Calgary Herald logo Calgary Herald 2017-11-10 Bill Kaufmann
Challenged by mass migration to the city and a lack of affordable housing, Calgary is considered the epicentre of homelessness in Alberta and with shelters packed, rents rising and cold temperatures on the horizon, advocates are calling the situation a crisis. © Ted Rhodes Challenged by mass migration to the city and a lack of affordable housing, Calgary is considered the epicentre of homelessness in Alberta and with shelters packed, rents rising and cold temperatures on the horizon, advocates are calling the situation a crisis.

Staff at Canada’s largest homeless shelter are assembling kits to ward off frostbite, as the return of colder weather brings a rise in shelter use in the city.

While those at the Calgary Drop-In and Rehab Centre collect wool socks, toques, gloves, hand warmers, hand cream and lip balm, its operators are also beginning to see the usual seasonal influx of clients.

“It slowly ramps up as the temperature starts dropping,” said shelter spokesman Tyler Hallett.

For now, just under 1,100 people are bedding down each night at the East Village facility, a number that will creep up in December, he said.

Some of those are homeless Calgarians who sleep rough on the streets during warmer weather, said Hallett.

“We live in a very difficult climate for homeless people, and collecting winter jackets and coats is a job in itself,” said Hallett.

Those who assist the destitute in Calgary say there are about 900 chronically homeless people in the city.

The Resolve Campaign involving home builders and social agencies is seeking to raise $120 million to construct affordable housing for 3,000 homeless or vulnerable Calgarians.

Hallett said with more of that housing becoming available, the number of people living on the street goes down, but he added that clientele numbers at the drop-in centre continue to ebb and flow.

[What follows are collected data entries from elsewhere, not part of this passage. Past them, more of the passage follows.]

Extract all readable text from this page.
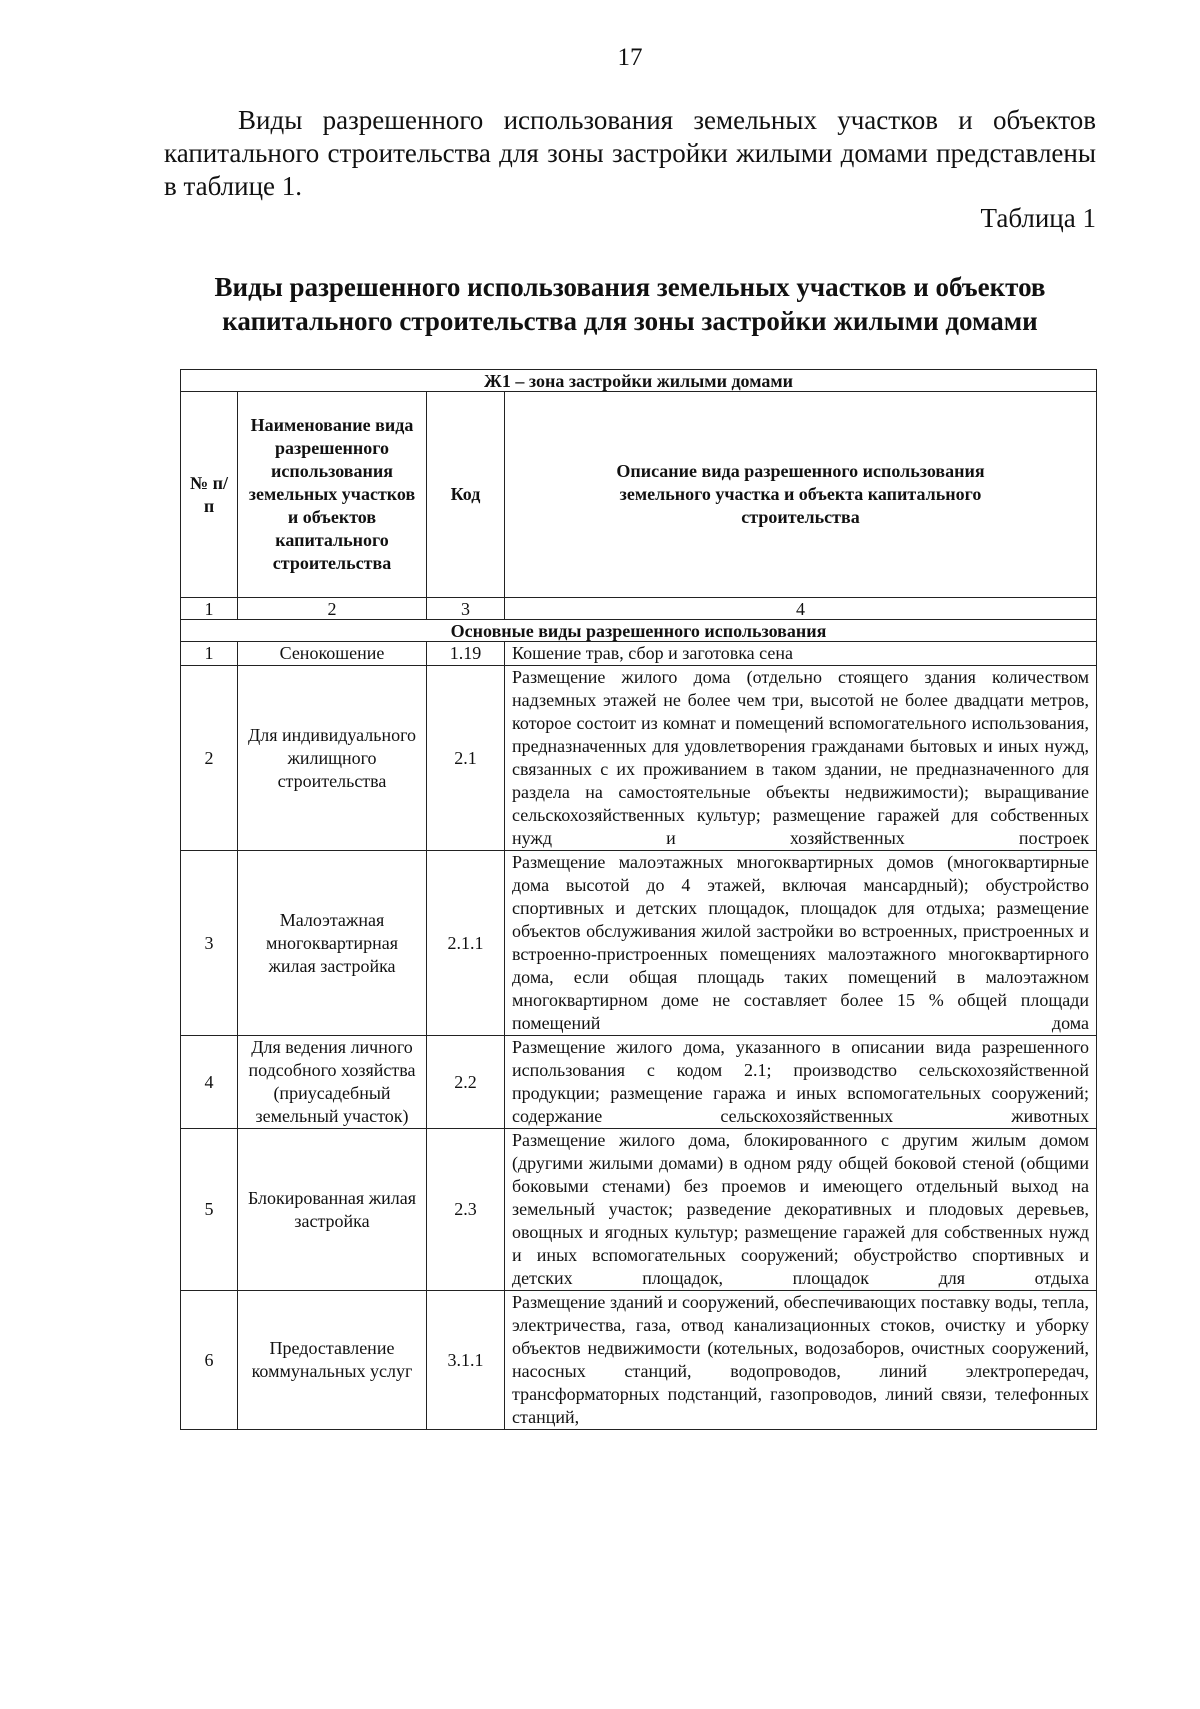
17

Виды разрешенного использования земельных участков и объектов капитального строительства для зоны застройки жилыми домами представлены в таблице 1.

Таблица 1

Виды разрешенного использования земельных участков и объектов капитального строительства для зоны застройки жилыми домами

Ж1 – зона застройки жилыми домами			
№ п/п	Наименование вида разрешенного использования земельных участков и объектов капитального строительства	Код	Описание вида разрешенного использования земельного участка и объекта капитального строительства
1	2	3	4
Основные виды разрешенного использования			
1	Сенокошение	1.19	Кошение трав, сбор и заготовка сена
2	Для индивидуального жилищного строительства	2.1	Размещение жилого дома (отдельно стоящего здания количеством надземных этажей не более чем три, высотой не более двадцати метров, которое состоит из комнат и помещений вспомогательного использования, предназначенных для удовлетворения гражданами бытовых и иных нужд, связанных с их проживанием в таком здании, не предназначенного для раздела на самостоятельные объекты недвижимости); выращивание сельскохозяйственных культур; размещение гаражей для собственных нужд и хозяйственных построек
3	Малоэтажная многоквартирная жилая застройка	2.1.1	Размещение малоэтажных многоквартирных домов (многоквартирные дома высотой до 4 этажей, включая мансардный); обустройство спортивных и детских площадок, площадок для отдыха; размещение объектов обслуживания жилой застройки во встроенных, пристроенных и встроенно-пристроенных помещениях малоэтажного многоквартирного дома, если общая площадь таких помещений в малоэтажном многоквартирном доме не составляет более 15 % общей площади помещений дома
4	Для ведения личного подсобного хозяйства (приусадебный земельный участок)	2.2	Размещение жилого дома, указанного в описании вида разрешенного использования с кодом 2.1; производство сельскохозяйственной продукции; размещение гаража и иных вспомогательных сооружений; содержание сельскохозяйственных животных
5	Блокированная жилая застройка	2.3	Размещение жилого дома, блокированного с другим жилым домом (другими жилыми домами) в одном ряду общей боковой стеной (общими боковыми стенами) без проемов и имеющего отдельный выход на земельный участок; разведение декоративных и плодовых деревьев, овощных и ягодных культур; размещение гаражей для собственных нужд и иных вспомогательных сооружений; обустройство спортивных и детских площадок, площадок для отдыха
6	Предоставление коммунальных услуг	3.1.1	Размещение зданий и сооружений, обеспечивающих поставку воды, тепла, электричества, газа, отвод канализационных стоков, очистку и уборку объектов недвижимости (котельных, водозаборов, очистных сооружений, насосных станций, водопроводов, линий электропередач, трансформаторных подстанций, газопроводов, линий связи, телефонных станций,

At Inn From the Cold, the return of wintry weather hasn’t helped an already challenging time, said executive director Abe Brown.

“We’ve had a tough situation and this has made it all the more difficult,” said Brown.

“We’ve been at or above capacity pretty much since April.”

The agency’s regular shelter is at capacity, with 31 families lodged there, he said.

Since April, its overflow shelter with room for 20 more families has been opened 25 times, said Brown.

“We’re grateful the economy’s rebounding, (but) the most vulnerable, who we see, are the last to reap the benefits,” he said.

Of the shelter’s clients, 60 per cent are Indigenous and 25 per cent are newcomers to Canada, said Brown.

The agency is putting out the call for warm clothing, particularly for children, along with diapers and other baby supplies, along with cash donations.

“We’ve seen a bit of a dip financially on donations,” said Brown.

With the cold weather, the drop-in centre has also shifted its attention toward Christmas, with its Fill-a-Sock campaign that will deliver a gift stocking for every resident, said Hallett.

“Normally we’ve filled them with hygiene items but we’re also looking for handmade cards from local schools,” he said.